- Location: Castle Rock State Park
- Date: 17 June 2018
- Distance: 5 miles
- Info: California Department of Parks & Recreation, Portola and Castle Rock Foundation, and the Mountain Project
- Fee: $8, which I got around by parking on the road outside
- Weather: 15°F cooler than I was prepared for
San Francisco’s famous fog isn’t limited to the peninsula. One Friday afternoon, I could see ground-hugging orographic clouds crawling over the Santa Cruz Mountains from my day-job office in the South Bay. The fog lingered through Saturday, perched atop the peaks as far south and west as I could see. By Sunday, there was no discussion. The fog must be hiked.
Forty minutes south of San Jose, and 15°F cooler than the valley floor, Castle Rock State Park is a popular destination for local free climbers. I saw many people trying to ascend the park’s pitted sandstone formations, but the moisture-slicked surfaces gave them trouble.
The park’s visitor center is a hut from which a lone attendant gives information and takes $8 entrance fees. But the parking lot was full, so I parked on Skyline Boulevard, a few minutes away from the entrance. On the plus side, parking outside meant I didn’t have to pay. Ten minutes of waiting for an open spot was worth saving a few bucks.
Unlike my recent hikes, Castle Rock SP has few level stretches of trail, few exposed areas, and no open fields. Where there weren’t trees, there was fog. While San Jose caught ample sunshine, I walked through waves of mist and gentle drizzle. Twice, the trail required scrambling on all fours to get over obstacles.
I followed an easy loop to Castle Rock itself before heading to Goat Rock, my ultimate destination. Groups of people, including an REI-lead tour and a family speaking German, were attempting to scale the fog-soaked sandstone.
Not everyone was happy to be there. As I left the Castle Rock formation, I heard a little girl — single-digits, at a guess — bawling with fear. She’d gotten stuck rappelling a dozen yards off the ground while adults tried to coax her down. Not everyone is Brooke Raboutou.
Goat Rock is a higher climb, less than five miles into the park. At least, I think it is. The atmospheric scenery made judging distances hard. The Saratoga Gap trail descends along a creek that runs through the mountains, before climbing again towards the park’s campsites. Even on a clear day, trees and steep inclines enclose the trail. When I finally reached an open stretch, I was facing south, away from Silicon Valley and into more fog-enshrouded wilderness.

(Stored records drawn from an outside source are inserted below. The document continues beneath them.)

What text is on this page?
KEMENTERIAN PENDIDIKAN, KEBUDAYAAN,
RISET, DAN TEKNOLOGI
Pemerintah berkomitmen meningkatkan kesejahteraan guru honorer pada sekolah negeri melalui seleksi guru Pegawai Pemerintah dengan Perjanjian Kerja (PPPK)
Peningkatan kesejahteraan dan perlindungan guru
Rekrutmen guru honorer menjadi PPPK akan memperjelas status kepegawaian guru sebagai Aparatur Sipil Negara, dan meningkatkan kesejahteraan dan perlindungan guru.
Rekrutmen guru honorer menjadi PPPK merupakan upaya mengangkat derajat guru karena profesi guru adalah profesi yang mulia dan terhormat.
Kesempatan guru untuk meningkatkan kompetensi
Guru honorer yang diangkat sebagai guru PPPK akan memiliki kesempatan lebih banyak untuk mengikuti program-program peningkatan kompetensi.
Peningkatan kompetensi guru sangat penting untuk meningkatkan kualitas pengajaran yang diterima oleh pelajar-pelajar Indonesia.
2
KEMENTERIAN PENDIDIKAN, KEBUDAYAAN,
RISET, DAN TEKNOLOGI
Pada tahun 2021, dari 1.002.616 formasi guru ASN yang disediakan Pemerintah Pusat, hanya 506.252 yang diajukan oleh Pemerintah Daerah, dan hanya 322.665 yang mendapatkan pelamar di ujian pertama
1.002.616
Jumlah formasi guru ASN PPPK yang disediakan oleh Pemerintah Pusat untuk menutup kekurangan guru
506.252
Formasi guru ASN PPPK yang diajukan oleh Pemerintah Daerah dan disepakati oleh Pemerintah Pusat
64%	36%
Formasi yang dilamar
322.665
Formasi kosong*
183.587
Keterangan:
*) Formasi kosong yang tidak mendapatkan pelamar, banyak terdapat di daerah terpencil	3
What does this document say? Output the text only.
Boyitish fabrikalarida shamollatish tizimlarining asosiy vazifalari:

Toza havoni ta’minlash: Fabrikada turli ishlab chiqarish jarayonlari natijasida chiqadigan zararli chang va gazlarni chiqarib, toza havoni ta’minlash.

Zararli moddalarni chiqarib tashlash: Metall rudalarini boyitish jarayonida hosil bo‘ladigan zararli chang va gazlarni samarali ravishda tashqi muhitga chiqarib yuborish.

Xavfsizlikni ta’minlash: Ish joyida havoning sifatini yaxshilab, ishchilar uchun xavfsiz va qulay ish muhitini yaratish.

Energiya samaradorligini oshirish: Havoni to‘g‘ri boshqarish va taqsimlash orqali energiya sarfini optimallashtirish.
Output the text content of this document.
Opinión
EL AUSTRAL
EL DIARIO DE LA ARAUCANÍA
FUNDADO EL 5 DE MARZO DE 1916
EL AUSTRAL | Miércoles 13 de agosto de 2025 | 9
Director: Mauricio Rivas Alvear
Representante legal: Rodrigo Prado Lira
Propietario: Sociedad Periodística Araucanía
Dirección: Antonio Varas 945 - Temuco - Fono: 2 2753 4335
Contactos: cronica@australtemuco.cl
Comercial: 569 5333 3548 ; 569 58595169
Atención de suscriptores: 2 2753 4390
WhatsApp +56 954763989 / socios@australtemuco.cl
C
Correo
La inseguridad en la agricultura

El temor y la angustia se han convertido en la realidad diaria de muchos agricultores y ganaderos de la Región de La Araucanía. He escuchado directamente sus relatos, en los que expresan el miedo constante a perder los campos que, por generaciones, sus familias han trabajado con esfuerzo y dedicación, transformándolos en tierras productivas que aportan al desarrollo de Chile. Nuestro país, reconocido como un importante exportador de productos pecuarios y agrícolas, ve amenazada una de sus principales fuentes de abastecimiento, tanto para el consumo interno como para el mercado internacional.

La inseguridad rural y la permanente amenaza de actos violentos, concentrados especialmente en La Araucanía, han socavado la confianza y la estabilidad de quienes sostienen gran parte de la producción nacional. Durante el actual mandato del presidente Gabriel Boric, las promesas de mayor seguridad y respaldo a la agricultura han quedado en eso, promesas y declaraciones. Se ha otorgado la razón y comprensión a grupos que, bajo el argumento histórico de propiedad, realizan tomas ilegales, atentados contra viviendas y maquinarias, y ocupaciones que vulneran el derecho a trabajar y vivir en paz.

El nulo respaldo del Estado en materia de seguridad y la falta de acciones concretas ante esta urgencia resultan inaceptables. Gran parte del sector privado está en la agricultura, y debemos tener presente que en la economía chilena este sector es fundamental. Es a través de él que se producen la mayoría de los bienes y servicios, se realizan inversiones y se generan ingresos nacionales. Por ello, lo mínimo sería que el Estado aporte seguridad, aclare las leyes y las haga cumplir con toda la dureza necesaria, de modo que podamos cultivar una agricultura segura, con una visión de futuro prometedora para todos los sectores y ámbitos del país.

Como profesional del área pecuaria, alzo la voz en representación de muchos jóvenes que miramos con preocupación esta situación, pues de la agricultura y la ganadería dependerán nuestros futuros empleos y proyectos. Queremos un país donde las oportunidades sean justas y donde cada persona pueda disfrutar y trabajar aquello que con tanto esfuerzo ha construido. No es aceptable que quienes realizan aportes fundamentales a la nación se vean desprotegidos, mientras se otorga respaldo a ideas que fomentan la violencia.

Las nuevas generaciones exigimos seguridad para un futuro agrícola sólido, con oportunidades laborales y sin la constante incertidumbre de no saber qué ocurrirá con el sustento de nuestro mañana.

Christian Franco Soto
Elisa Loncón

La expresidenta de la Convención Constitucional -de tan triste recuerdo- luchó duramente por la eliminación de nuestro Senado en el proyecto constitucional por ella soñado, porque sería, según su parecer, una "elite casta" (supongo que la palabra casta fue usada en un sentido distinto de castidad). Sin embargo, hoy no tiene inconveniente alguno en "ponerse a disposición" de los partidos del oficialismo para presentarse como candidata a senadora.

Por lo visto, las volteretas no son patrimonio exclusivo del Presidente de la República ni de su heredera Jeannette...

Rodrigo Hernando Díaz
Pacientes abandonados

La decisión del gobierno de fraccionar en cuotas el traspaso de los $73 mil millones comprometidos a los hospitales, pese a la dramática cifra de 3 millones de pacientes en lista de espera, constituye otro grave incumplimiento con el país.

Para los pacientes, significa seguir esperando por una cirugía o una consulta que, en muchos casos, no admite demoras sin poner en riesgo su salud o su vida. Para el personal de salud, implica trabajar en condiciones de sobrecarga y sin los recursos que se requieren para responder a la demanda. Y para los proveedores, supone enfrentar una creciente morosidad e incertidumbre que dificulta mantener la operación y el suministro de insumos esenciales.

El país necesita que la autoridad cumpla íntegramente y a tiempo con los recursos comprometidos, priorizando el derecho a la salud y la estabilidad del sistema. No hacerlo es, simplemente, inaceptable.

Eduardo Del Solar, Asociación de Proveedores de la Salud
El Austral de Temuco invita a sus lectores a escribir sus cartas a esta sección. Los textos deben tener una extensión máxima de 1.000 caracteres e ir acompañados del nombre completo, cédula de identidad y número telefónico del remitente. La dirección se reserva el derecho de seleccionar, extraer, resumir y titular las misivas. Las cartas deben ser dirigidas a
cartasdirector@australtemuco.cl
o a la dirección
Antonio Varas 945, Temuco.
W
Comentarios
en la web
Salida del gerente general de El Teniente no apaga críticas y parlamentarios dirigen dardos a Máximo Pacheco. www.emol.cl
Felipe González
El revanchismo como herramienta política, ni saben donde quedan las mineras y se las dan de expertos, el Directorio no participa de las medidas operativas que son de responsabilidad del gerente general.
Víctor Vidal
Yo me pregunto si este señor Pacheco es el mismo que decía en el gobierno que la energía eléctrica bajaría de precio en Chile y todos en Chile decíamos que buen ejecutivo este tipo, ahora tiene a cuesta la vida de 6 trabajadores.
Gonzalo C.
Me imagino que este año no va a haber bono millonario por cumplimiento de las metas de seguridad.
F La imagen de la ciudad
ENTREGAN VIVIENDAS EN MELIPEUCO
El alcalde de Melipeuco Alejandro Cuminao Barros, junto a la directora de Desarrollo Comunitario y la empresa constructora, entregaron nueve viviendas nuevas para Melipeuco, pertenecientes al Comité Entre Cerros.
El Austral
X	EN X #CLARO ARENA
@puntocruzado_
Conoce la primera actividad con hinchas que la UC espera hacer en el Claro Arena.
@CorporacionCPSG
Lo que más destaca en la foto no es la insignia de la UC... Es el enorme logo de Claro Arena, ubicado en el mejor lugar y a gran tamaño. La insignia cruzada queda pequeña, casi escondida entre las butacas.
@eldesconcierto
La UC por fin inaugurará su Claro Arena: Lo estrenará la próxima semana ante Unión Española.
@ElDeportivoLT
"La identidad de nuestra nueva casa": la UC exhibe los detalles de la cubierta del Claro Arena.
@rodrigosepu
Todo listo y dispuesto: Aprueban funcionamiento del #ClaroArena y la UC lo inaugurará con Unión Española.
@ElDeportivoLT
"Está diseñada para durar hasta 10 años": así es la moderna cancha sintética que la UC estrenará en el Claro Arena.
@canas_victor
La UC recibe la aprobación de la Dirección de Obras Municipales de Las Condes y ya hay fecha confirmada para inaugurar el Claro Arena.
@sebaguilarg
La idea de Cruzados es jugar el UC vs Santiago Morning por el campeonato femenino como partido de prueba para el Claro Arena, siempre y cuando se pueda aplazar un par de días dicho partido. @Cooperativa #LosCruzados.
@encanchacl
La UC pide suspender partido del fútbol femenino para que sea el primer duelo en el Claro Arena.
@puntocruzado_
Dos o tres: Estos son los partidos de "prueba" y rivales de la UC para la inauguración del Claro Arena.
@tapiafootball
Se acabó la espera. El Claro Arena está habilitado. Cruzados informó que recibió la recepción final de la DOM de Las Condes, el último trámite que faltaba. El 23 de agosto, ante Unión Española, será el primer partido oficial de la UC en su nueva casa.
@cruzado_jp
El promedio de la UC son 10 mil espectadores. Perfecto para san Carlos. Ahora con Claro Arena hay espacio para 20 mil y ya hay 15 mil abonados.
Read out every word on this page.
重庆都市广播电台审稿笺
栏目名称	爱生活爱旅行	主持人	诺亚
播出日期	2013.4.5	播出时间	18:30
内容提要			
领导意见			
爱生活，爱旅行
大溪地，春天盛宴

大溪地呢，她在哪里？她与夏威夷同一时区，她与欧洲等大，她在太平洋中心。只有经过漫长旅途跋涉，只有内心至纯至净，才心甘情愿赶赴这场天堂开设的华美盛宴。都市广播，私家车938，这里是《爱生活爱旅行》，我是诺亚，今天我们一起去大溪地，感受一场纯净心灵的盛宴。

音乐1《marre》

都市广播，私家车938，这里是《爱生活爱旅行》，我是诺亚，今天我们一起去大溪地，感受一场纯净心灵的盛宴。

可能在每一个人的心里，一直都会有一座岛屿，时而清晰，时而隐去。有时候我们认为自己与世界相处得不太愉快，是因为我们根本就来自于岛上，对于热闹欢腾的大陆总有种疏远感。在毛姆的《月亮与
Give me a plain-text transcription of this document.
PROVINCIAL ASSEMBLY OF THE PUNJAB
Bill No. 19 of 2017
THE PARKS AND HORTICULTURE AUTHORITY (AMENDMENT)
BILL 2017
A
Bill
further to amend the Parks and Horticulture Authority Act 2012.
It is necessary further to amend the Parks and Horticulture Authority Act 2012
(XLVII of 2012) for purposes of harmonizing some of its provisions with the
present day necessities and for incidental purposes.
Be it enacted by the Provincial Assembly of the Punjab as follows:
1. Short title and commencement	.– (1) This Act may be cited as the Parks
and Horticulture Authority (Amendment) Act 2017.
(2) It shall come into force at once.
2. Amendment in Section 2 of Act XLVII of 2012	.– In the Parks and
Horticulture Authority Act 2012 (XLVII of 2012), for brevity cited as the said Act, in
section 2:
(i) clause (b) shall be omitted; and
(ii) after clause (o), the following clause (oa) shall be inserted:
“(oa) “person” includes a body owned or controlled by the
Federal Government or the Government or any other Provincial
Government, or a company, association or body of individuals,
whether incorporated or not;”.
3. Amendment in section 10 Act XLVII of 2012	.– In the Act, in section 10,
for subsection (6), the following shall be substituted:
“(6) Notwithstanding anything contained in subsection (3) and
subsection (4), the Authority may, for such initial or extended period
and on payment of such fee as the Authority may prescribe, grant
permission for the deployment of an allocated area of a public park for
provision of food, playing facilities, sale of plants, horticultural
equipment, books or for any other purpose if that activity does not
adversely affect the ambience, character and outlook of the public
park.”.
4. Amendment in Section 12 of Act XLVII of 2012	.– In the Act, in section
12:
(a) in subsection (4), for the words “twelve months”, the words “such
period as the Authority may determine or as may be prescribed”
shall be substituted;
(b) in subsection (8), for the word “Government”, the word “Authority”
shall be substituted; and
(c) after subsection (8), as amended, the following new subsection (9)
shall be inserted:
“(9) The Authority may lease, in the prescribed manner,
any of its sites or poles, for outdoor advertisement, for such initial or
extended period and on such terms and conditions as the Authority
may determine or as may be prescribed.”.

The scenic overlook, wasn’t.
The fog was still thick when I left. But before I reached the highway, I was back under clear skies and brilliant sunshine.
For next time
- Black Road, which leads to the park from Highway 17, has many tight switchbacks. The road sometimes narrows to one undivided lane. Use caution when driving through dense fog.
- Parking is limited, even on Skyline Boulevard and the meager overflow space. If possible, arrive early.
- The trails aren’t difficult, but aren’t casual strolls, either. This is not a park for wheels or city dogs.
- In foggy conditions, expect the park temperature to fall 15–20°F lower than the Valley, and dress accordingly. I need a new rain jacket. And maybe a water-resistant hat.